Einer von denen war der Auschwitz-Überlebende Hajo Meier. Dieser sagte einmal in einem Interview: Eine der größeren Verstimmungen in meinem Leben ist, daß Israel mit einem Trick sich selbst „jüdischer Staat“ nennt, während er zionistisch ist. Er wünscht ein Maximum von Land mit einem Minimum von Palästinensern. Ich habe vier jüdische Großeltern. Doch bin ich Atheist. Ich teile das jüdisch-sozio-kulturelle Erbe und ich habe die jüdische Ethik gelernt. Ich will aber nicht von einem zionistischen Staat vertreten werden. Sie haben keine Ahnung vom Holocaust. Sie benützen ihn aber und pflanzen die Paranoia in ihre Kinder. (https://electronicintifada.net/content/auschwitz-survivor-i-can-identify)

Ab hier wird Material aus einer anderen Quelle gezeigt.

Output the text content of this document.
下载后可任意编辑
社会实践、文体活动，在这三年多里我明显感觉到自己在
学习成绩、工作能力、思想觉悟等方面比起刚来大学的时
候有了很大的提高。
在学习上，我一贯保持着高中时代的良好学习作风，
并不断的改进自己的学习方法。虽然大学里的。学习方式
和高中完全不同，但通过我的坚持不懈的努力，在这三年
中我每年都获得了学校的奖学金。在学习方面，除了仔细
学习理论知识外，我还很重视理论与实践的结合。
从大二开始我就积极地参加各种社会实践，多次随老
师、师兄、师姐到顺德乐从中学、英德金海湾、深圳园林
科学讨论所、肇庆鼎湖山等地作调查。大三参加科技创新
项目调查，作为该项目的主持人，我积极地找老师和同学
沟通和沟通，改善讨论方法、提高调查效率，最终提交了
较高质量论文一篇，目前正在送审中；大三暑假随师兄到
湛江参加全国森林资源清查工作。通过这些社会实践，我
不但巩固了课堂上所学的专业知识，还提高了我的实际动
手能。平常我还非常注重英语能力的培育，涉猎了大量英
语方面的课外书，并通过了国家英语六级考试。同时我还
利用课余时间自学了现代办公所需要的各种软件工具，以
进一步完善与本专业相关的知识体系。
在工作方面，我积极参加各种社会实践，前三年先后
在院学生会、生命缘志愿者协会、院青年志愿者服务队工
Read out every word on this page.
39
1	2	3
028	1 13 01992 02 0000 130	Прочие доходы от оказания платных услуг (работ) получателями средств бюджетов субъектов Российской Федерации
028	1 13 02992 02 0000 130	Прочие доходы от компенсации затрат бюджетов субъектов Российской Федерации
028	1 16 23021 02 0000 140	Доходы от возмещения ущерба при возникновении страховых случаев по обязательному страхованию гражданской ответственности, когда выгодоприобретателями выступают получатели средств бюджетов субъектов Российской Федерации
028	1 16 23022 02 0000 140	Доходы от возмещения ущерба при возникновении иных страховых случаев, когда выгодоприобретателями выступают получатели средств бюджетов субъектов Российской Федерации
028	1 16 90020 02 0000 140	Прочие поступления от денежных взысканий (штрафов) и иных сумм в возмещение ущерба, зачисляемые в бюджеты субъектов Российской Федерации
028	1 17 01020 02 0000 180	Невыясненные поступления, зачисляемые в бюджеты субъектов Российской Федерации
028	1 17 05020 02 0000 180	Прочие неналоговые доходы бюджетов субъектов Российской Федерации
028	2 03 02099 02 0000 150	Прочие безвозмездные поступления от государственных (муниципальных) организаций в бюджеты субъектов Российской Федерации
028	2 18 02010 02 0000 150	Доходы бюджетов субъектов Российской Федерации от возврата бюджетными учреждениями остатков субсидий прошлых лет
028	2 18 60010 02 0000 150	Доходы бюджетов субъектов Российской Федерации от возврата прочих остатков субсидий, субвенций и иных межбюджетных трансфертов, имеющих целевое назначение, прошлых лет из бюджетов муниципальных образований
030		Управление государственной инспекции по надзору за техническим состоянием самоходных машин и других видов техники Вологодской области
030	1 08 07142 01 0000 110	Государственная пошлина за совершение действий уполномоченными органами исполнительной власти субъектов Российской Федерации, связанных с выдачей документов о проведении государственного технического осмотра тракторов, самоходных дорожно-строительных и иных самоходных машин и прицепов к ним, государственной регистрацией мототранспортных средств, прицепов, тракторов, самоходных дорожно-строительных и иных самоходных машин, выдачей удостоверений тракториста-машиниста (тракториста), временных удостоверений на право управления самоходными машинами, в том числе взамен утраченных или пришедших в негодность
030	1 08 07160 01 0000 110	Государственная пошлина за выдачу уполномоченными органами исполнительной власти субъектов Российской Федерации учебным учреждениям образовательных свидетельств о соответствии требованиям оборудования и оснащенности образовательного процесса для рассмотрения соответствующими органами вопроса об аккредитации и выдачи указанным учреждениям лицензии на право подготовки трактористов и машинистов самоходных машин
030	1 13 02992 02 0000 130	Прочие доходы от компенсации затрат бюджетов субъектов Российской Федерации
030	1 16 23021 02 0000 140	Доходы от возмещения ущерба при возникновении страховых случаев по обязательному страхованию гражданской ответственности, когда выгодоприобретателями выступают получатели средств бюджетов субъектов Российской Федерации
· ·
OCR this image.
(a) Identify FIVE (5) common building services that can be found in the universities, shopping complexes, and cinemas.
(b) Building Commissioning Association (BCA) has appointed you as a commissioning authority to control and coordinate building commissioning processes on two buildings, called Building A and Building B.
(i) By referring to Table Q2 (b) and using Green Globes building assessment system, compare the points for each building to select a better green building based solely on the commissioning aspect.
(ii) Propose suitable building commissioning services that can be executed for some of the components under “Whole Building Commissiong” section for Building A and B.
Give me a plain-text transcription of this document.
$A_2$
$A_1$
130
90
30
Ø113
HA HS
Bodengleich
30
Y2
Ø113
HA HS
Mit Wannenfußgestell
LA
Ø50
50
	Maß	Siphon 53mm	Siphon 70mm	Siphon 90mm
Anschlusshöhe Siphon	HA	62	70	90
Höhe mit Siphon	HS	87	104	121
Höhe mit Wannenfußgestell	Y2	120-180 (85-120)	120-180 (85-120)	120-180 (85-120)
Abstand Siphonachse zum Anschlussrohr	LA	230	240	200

Durch ein gerade von der Knesset verabschiedetes Gesetz sollen nicht nur BDS-Befürworter sondern auch Unterstützer für einen Boykott von Siedlungsprodukten am Betreten des Landes gehindert werden. Das sollten alle, die eine Israelreise planen, berücksichtigen. Näheres unter http://www.taz.de/!5386384/
„Das Böse beginnt mit Gleichgültigkeit“ ist der Titel eines außerordentlich interessanten Gesprächs mit der israelischen Soziologin Eva Illouz. Sie beschreibt darin, wie der Sieg im Sechs-Tage-Krieg den jüdischen Staat verändert, was die Herrschaft über ein Volk bedeutet und was Israels Premier Netanjahu und US-Präsident Trump gemeinsam haben: http://www.fr.de/politik/israel-das-boese-beginnt-mit-gleichgueltigkeit-a-1020346
Eva Illuz hatte ebenfalls im Spiegel ein hervorragendes Interview gegeben: http://www.spiegel.de/spiegel/print/d-128476285.html
In seinem Kommentar „Napoleons Kanonen“ erinnert Uri Avnery an den Bruch des Oslo-Abkommens: „Im Oslo-Abkommen verpflichtete sich Israel vier „sichere Passagen“ zwischen der Westbank und dem Gazastreifen zu öffnen, eine Strecke von etwa 40km durch israelisches Gebiet. Es ließ den Charakter dieser Passagen offen – exterritoriale Straßen, eine Eisenbahn-Linie oder was auch immer. Tatsächlich wurde nie eine Passage eröffnet, auch wenn Straßenschilder schon gesetzt waren, die später wieder weggenommen wurden. Dies war und ist ein flagranter Bruch des Abkommens.“
Der israelische Journalist Gideon Levy schrieb in seinem Kommentar vom 2. 3. 17 mit dem Titel „Israel liebt Kriege“: „Gaza verwöhnt Israel mit Luxuskriegen. Es gibt nichts, was Israel mehr liebt als einen Krieg gegen eine Nicht-Armee, gegen jene, die keine Luftschutzkeller haben, keine Waffen, keine Artillerie, nur eine Armee von Barfüßigen und Tunnel, die Israel erlaubt, Geschichten von Helden zu erzählen und von trauerndem Verlust. Israels Bombardements der Hilflosen – aus irgendeinem Grund Krieg genannt, mit minimalen israelischen Todesfällen und maximalen palästinensischen Todesfällen – das ist es, was wir am Krieg lieben. Da sollte ein großer Schrei gewesen sein, der von einem Ende zum andern Ende tönte, doch wurde er vom Unsinn der Tunnel verschlungen. Jedes Kind in Gaza weiß, daß es eine Alternative gibt: wenn Gaza sich in die Welt hinaus öffnet, dann wird es ganz anders sein. Aber dafür werden mutige israelische Führer nötig sein – doch von diesen gibt es keinen. Massen von Israelis wären nötig, um unmißverständlich „Nein“ zu sagen, nein zu Kriegen – und die gibt es auch nicht. Warum? Weil Israel Kriege liebt.“
Unter welchen Bedingungen die Menschen im Gasastreifen leben und welche Anzeichen es für einen neuen Krieg gegen die dortige Bevölkerung gibt, beschreibt Dr. A. Schokry in seinem beigefügten erschütternden Brief. In Israel gibt es Forderungen, das „Problem Gasastreifen“ ein für allemal zu lösen. (...)
Die Bundesregierung unterstützt weiterhin die Waffenverkäufe in Krisengebiete und damit deren Militarisierung. So will Israel drei weitere, für die Bestückung mit Atomwaffen ausgestattete, hochmoderne U-Boote für rd. 1,5 Milliarden Euro kaufen. Davon sollen 570 Millionen Euro, also rd. ein Drittel der Kosten, zu Lasten der deutschen Steuerzahler übernommen werden. Mit diesen U-Booten kann Israel weltweit jeden Staat angreifen und weitgehend vernichten. (Quelle: Der Spiegel 10/2017)
Weitere Informationen unter palästina portal, sicht-vom-hochblauen (wöchentliche Kommentare), Der Semit (z. B. „Aus der Geschichte lernen!“) www.bib-jetzt (Themen der Woche) (...).
„Schweigen ist Verrat“ sagte der amerikanische Bürgerrechtler Martin Luther King. Aber man will uns zum Schweigen bringen, damit nicht darüber informiert und diskutiert wird, was in Israel und Palästina geschieht.